Эшлиман во временах и весях | страница 37



— Динозавром лучше, — ответил жук, сплевывая песчинку. — Из них, вон, пташки небесные выводятся, а из меня — что? Я б пошел, да куды там…

— Да и мне пора, пожалуй…, — ответил Эшлиман, посочувствовав жуку, но тут же обнаружил, что идти ему, вообщем, некуды.

— Баба-то у тебя есть? — спросил поправившийся бедолага.

Эшлиман задумался. Баба-то была, женился он по нетрезвой доверчивости на честной одной женщине строгих правил. Такие, как известно, из ребра делаются и выгоняют мужа курить на балкон. Эшлиман послушно выгонялся, курил себе, пока балкон не обрушился под ним на землю.

Эшлиман пришел в себя, ощупал сломанные ребра, взглянул укоризненно на седьмой этаж, откуда рухнул балкон и твердо решил подаваться в иные веси, поскольку курить стало негде.

— Не, друг, бабы нету, — ответил Эшлиман участливому сотрапезнику. — Ребер на них не напасёсси…

— То-то смотрю, ботинки у тебя… — заметил сотрапезник.

— Беда, — согласился Эшлиман, взглянув на нечто невыразимое, служившее ему обувкой.

Сколько уж раз порывался Эшлиман выбросить свои бывшие ботинки, но каждый раз, принимаясь развязывать кромешные узлы шнурков, вспоминал Гордиев узел и хватался за меч. Да не находил, по счастью, меча этого, вот и ботинок не менял.

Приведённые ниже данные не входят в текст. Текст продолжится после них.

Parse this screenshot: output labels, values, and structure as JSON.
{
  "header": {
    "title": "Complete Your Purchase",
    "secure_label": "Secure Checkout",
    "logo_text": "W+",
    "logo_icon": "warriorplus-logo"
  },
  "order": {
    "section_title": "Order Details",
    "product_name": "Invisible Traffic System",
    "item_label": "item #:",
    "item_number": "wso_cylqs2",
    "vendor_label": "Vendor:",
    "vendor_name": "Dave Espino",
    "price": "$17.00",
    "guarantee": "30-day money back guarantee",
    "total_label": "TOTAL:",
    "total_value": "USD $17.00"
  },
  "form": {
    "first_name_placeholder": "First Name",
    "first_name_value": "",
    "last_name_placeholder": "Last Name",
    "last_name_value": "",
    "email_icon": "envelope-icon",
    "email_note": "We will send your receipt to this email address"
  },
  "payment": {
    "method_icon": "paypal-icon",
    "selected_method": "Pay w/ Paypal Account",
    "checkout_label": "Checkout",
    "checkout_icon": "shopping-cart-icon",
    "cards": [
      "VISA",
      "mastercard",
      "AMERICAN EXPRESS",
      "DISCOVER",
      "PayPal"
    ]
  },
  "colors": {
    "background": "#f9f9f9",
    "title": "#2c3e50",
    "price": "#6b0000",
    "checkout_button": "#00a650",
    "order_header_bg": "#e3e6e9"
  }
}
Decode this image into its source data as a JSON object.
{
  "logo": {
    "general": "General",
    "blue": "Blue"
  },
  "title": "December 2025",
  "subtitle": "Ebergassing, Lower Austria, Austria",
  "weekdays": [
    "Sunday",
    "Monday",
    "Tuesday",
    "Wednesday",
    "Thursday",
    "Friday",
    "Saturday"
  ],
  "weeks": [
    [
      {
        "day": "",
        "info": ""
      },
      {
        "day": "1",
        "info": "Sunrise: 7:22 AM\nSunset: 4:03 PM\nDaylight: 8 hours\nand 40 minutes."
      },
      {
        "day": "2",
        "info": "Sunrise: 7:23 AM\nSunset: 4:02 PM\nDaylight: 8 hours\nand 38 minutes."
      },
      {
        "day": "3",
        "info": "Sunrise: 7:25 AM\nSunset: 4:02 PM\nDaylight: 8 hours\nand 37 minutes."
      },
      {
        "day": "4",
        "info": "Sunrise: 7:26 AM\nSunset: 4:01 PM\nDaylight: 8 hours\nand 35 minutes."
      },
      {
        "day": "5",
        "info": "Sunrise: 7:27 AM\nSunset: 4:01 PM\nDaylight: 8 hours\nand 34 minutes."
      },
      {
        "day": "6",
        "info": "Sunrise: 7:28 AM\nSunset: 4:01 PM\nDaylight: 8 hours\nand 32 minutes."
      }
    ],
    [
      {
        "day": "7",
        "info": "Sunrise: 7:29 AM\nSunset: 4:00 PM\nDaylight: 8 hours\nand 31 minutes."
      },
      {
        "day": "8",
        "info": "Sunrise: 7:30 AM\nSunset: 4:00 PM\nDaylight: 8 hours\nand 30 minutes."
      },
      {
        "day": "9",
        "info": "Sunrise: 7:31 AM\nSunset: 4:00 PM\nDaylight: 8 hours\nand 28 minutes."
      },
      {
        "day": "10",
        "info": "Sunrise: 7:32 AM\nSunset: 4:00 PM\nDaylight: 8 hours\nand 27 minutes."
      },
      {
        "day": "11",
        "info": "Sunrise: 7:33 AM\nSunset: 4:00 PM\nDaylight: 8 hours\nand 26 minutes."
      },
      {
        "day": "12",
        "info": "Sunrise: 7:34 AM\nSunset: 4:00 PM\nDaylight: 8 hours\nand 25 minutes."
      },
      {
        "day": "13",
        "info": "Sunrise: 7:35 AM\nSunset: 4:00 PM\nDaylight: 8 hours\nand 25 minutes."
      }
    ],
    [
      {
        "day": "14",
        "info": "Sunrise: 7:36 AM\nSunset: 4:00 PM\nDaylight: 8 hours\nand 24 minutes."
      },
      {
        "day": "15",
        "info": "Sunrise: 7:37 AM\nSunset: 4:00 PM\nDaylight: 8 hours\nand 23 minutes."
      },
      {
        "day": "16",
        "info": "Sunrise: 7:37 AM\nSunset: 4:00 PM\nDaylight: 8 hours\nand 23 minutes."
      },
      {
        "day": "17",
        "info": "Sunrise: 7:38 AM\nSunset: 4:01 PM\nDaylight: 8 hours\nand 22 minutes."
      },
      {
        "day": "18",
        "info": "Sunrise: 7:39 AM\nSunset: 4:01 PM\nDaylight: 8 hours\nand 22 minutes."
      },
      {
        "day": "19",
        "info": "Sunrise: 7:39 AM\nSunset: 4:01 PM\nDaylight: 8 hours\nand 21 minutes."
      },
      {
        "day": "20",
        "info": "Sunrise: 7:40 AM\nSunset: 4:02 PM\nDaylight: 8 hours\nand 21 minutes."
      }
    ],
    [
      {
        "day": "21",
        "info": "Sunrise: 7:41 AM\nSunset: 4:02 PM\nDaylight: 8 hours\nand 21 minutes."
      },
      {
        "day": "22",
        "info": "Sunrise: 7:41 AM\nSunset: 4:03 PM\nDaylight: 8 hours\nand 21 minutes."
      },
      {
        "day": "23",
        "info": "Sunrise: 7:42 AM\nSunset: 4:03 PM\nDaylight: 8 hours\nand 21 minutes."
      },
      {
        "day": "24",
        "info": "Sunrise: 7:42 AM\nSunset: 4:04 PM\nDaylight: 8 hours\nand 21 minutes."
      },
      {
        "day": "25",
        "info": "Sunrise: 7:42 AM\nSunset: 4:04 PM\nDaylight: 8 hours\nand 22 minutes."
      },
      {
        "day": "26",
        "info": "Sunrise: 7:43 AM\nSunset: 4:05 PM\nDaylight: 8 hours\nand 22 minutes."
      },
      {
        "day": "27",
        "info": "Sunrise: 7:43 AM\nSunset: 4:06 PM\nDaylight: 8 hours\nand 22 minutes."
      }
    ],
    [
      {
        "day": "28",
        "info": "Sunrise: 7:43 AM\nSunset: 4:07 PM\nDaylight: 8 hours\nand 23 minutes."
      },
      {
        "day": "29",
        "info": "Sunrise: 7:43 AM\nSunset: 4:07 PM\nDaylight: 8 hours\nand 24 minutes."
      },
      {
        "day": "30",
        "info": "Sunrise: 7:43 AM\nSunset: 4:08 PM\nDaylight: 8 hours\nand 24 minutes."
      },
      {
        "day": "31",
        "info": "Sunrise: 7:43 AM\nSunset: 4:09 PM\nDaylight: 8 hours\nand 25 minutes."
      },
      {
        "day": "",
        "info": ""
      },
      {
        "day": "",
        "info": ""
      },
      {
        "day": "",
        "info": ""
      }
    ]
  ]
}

— А Новый год, где встречаешь? — не унимался сотрапезник.

Эшлиман промолчал, поскольку избегал разговоров о встрече Нового года, давно не понимая, какой он по счету, по какому календарю его встречать и чем он отличается от прежних лет. Кроме того, встречать Новый год приходилось под елочкой, обычно украшенной золотым дождем, что вызывало у Эшлимана кошмарные воспоминания о том, как он сам служил золотым дождем у Зевса.

— Наполеон я, — неожиданно представился сотрапезник. — А этот — Эйнштейн. Как у тебя с пассионарностью, Эшлиман?

— Да, так, пассионарит понемногу, — смущенно ответил Эшлиман.

— Молодец, Эшлиман! Раз так, пойдем Махмуда бить! — призвал воинственный сотрапезник.

После претерпений в чреве льва, Эшлиман, надо признаться, к христианству слегка охладел и к мусульманскому миру относился доброжелательно, поскольку заметил, что в иных весях мусульманские девушки обжимаются с парнями в подъездах, совсем, как наши в Раменском.

Обнаружив, что держал за пассионарность нечто иное, Эшлиман, дабы не показаться ученым мужам полным профаном, изложил им идею своего межпланетного антигравитационного двигателя, набросав его чертеж на невесть откуда взявшейся мятой салфетке, подобной той, на которой Ленин набрасывал Парвусу план мировой революции. Эшлиман же, чьи предки от этой революции не совсем уцелели, пошел другим путем.